The Employment Appeal Tribunal recently considered the issue of covert recordings made by employees in meetings with their employer. The case explored whether a claimant’s compensation should be reduced on account of the fact that a covert recording had been made without the employer’s knowledge.


When an employee secretly records an internal meeting or hearing with an employer, the general rule is that the recording of any parts of the meeting where the employee is present may be admissible before a tribunal if the tribunal believes the information is relevant. However, the act of covertly recording a meeting may amount to misconduct, but it will depend on the employer’s disciplinary rules, policies and procedures.  

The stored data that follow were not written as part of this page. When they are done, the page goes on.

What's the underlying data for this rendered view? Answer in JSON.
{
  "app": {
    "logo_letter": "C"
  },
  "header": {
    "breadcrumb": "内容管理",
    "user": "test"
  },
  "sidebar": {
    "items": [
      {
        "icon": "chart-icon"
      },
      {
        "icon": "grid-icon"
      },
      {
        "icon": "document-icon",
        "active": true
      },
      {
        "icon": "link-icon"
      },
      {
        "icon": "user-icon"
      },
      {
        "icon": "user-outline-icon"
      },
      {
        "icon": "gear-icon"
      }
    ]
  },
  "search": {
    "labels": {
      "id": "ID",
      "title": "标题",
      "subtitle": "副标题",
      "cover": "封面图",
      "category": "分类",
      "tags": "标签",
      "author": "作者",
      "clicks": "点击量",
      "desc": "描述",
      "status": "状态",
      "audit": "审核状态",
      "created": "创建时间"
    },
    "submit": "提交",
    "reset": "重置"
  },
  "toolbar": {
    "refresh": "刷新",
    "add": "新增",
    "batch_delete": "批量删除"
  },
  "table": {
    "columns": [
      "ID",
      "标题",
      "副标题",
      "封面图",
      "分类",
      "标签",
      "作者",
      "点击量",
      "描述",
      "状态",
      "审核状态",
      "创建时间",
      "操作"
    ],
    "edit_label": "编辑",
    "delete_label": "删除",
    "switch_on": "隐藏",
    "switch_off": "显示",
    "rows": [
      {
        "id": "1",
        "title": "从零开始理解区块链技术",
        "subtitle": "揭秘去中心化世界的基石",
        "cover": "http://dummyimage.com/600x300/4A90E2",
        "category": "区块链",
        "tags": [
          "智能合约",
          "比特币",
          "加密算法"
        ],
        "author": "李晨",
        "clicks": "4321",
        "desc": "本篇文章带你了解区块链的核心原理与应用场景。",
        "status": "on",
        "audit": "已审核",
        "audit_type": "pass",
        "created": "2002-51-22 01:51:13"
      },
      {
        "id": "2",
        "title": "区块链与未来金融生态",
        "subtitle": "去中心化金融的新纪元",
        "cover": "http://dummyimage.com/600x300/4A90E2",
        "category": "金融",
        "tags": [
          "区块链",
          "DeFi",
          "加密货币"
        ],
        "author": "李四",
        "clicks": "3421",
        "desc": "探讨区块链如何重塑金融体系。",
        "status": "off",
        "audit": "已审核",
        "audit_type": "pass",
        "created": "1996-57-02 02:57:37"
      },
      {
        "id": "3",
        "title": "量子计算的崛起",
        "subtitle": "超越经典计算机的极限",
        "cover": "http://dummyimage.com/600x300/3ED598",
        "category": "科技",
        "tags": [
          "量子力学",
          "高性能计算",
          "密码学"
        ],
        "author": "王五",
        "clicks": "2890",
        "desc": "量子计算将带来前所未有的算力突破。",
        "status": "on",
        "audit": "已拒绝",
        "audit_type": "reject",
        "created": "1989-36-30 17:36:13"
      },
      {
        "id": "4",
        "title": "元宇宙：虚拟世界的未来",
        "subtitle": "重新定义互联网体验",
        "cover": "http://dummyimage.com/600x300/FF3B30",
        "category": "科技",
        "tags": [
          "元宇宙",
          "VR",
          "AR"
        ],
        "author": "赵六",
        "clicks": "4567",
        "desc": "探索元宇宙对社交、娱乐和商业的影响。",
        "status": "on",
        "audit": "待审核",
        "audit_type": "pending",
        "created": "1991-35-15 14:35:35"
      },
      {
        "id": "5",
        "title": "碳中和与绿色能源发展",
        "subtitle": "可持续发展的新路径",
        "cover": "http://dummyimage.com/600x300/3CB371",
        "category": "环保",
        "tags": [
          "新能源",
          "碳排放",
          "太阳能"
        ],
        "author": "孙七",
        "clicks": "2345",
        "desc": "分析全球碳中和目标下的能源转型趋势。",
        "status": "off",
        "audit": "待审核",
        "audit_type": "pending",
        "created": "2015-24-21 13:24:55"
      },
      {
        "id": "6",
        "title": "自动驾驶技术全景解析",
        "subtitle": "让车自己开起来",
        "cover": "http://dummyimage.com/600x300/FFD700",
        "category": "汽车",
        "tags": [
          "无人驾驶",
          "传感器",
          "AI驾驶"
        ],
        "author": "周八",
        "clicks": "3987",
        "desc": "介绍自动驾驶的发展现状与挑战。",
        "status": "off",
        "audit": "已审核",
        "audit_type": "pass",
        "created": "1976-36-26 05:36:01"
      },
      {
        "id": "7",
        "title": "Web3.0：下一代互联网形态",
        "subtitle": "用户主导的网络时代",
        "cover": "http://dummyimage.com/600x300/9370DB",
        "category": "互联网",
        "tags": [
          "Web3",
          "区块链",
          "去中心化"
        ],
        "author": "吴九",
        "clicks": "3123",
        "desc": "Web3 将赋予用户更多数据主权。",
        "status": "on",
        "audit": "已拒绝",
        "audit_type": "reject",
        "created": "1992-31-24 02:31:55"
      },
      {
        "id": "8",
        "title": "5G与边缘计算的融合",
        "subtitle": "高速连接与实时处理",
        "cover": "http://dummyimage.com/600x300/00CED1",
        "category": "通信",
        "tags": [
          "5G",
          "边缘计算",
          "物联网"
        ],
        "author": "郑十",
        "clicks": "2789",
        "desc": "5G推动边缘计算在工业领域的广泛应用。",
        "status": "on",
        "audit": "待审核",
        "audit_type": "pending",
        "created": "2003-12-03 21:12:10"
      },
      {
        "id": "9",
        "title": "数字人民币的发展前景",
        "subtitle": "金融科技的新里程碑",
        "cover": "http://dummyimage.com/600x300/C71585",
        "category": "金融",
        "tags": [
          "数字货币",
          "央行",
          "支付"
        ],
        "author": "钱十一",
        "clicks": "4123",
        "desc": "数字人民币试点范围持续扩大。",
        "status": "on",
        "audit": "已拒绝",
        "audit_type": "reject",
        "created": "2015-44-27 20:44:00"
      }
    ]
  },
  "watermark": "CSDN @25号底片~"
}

Unfair dismissal compensation may be reduced or extinguished where an employee’s (mis)conduct before dismissal was such that it would be just and equitable to reduce it and/or where the employee’s conduct has contributed to the dismissal. 

In the case of  Phoenix House v Stockman the Claimant worked as a financial accountant for Phoenix House, a charity. She complained of unfair treatment during a restructuring process and covertly recorded a meeting with the Head of HR. This fact was only disclosed during her successful unfair dismissal claim. Phoenix House appealed against the award of compensation, arguing that it should be reduced to reflect the Claimant’s pre-dismissal conduct in making the covert recording on ‘just and equitable’ grounds. 

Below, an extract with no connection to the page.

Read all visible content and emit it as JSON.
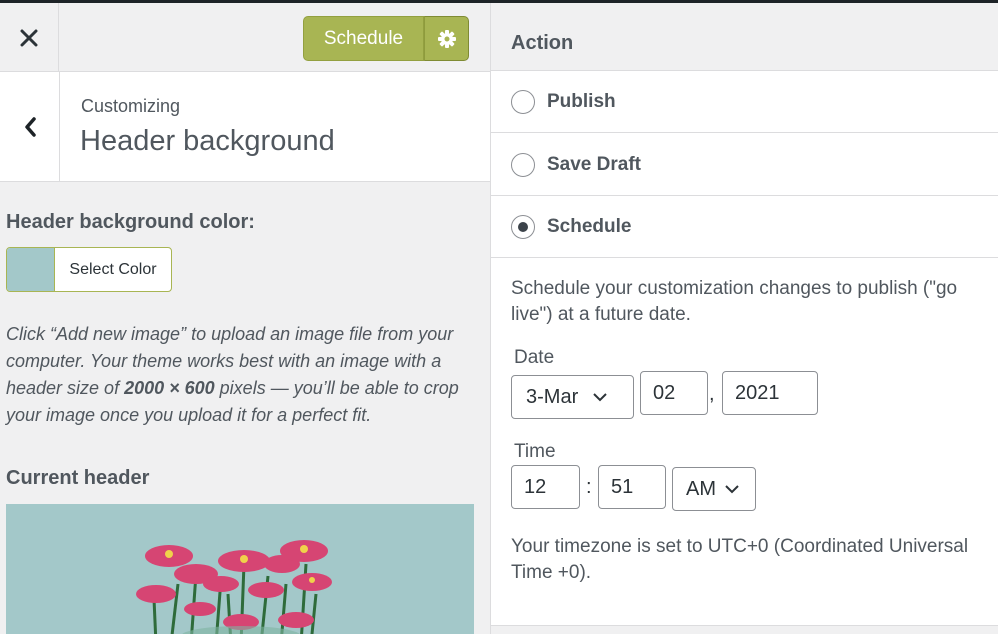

While the EAT dismissed the appeal, it made the following general comments on covert recordings:  

  • It is good employment practice for an employee or employer to say if there is an intention to record a meeting. If such a declaration is not made, it is generally held to be misconduct, save for the most ‘pressing of circumstances’.
  • The purpose of making a covert recording may vary from attempting entrapment to guarding against misrepresentation. The nature of what is recorded may also be relevant, such as recording when a meeting took place, or be intended to capture highly confidential or sensitive information relating to the business or other people.

In this case, the tribunal found that the Claimant had not recorded the meeting to entrap her employer, there was no confidential information involved and other people were not discussed; therefore, no breach of the implied term of trust and confidence had occurred.  

Practical Points / Impact on Employers

Employers may wish to consider including covert recording in disciplinary procedures as an example of gross misconduct.  It is a good idea for employers to ask, at the start of a meeting, if employees are recording it and make clear that if they do so secretly,  this may be regarded as gross misconduct. While the EAT has confirmed that it will generally amount to misconduct, it will not necessarily amount to gross misconduct; all the circumstances will need to be considered including the employee’s reason for making a secret recording and any damage done to the employer as a result of the information being recorded without its knowledge.